Carvalho and colleagues provide a clinically relevant caution against overextending the HRD concept in endometrial cancer. In this 298-patient cohort, pathogenic or likely pathogenic homologous recombination repair gene alterations were present in only 6.0% of tumours and were enriched in aggressive histologic and molecular subsets. Yet they did not predict overall survival, disease-free survival, progression-free survival, or platinum sensitivity. The findings reinforce that integrated molecular classification, not isolated HRR-gene status, should remain the backbone of prognostic assessment in endometrial carcinoma. HRD may still prove useful as a predictive biomarker for selected targeted therapies, but better definitions and prospective validation are needed before it can guide routine clinical decision-making.

Funding and Trial Registration

The abstract provided does not report funding information or a ClinicalTrials.gov registration number. The study was retrospective and observational.

Citation

Carvalho SN, Soldin I, Silva RM, Domingues TD, Pinto C, Barbosa A, Teixeira MR, Bartosch C, Abreu MH. Clinical relevance of homologous recombination repair gene alterations in endometrial cancer patients in the era of molecular classification. Gynecologic Oncology. 2026-06-04;210:124-130. PMID: 42242176. URL: https://pubmed.ncbi.nlm.nih.gov/42242176/

References

Cancer Genome Atlas Research Network, Kandoth C, Schultz N, Cherniack AD, Akbani R, Liu Y, Shen H, et al. Integrated genomic characterization of endometrial carcinoma. Nature. 2013;497(7447):67-73.
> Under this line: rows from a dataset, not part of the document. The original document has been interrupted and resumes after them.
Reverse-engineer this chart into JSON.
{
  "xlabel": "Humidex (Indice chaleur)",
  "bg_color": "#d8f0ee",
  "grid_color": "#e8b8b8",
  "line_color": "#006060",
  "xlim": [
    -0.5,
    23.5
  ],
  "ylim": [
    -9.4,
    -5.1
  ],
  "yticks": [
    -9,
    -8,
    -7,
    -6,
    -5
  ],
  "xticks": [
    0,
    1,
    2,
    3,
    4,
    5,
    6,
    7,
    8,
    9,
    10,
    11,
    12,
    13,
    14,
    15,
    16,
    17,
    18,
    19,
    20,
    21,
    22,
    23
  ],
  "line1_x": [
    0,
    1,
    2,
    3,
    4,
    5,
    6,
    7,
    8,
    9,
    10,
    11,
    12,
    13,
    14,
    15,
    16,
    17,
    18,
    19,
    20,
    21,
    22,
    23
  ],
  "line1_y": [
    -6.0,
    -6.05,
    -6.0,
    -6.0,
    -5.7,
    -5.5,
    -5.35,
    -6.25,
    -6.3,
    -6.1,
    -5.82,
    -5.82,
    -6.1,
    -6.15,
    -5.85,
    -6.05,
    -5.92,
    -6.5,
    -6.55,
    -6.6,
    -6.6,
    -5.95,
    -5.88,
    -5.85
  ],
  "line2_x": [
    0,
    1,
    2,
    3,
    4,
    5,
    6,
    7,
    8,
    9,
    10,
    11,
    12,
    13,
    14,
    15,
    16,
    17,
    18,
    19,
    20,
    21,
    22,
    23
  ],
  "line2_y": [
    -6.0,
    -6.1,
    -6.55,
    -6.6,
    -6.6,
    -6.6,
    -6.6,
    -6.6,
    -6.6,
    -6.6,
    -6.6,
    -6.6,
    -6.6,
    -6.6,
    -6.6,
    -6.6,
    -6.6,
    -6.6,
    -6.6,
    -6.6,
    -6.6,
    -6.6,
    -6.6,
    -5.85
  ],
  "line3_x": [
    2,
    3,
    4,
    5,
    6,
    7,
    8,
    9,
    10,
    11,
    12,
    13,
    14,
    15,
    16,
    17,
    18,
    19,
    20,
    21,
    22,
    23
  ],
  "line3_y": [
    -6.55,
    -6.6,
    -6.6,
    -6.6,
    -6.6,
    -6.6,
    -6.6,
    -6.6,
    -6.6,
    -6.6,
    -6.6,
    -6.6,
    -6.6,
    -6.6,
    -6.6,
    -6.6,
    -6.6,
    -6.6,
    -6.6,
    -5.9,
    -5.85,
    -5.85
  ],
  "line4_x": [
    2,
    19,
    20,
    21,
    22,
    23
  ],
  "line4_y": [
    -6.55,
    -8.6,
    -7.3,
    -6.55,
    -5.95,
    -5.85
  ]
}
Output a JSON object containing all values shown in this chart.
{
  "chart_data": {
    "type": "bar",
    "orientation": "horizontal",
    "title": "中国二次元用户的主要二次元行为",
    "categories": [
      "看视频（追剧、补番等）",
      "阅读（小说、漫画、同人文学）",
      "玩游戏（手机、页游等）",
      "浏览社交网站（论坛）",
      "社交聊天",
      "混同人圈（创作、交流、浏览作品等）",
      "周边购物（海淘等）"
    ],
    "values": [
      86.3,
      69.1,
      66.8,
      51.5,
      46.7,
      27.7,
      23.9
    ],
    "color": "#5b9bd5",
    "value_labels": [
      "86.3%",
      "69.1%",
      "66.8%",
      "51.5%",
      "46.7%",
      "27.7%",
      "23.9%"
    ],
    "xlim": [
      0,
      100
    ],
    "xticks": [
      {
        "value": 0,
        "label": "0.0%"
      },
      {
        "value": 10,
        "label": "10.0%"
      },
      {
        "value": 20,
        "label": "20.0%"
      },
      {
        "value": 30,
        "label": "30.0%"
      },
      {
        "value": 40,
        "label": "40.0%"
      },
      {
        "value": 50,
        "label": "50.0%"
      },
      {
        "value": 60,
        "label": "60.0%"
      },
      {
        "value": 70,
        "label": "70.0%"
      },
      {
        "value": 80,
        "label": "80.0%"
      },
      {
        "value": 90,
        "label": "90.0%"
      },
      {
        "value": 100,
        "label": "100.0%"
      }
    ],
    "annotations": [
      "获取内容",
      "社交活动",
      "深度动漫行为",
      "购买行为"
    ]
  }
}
Concin N, Matias-Guiu X, Vergote I, Cibula D, Mirza MR, Marnitz S, Ledermann JA, Bosse T, Chargari C, Fagotti A, et al. ESGO/ESTRO/ESP guidelines for the management of patients with endometrial carcinoma. International Journal of Gynecological Cancer. 2021;31(1):12-39.

Oaknin A, Tinker AV, Gilbert L, Samouelian V, Mathews C, Brown J, Barretina-Ginesta MP, Moreno V, Gravina A, Abdrakhmanov R, et al. Clinical activity and safety of the anti-programmed death 1 monoclonal antibody dostarlimab for patients with recurrent or advanced mismatch repair-deficient endometrial cancer: a non-randomised phase 1 clinical trial. JAMA Oncology. 2020;6(11):1766-1772.

Konstantinopoulos PA, Drew Y, O’Cearbhaill RE, et al. PARP inhibitors in gynecologic malignancies: current landscape and future directions. Clinical Cancer Research. 2020;26(18):4662-4671.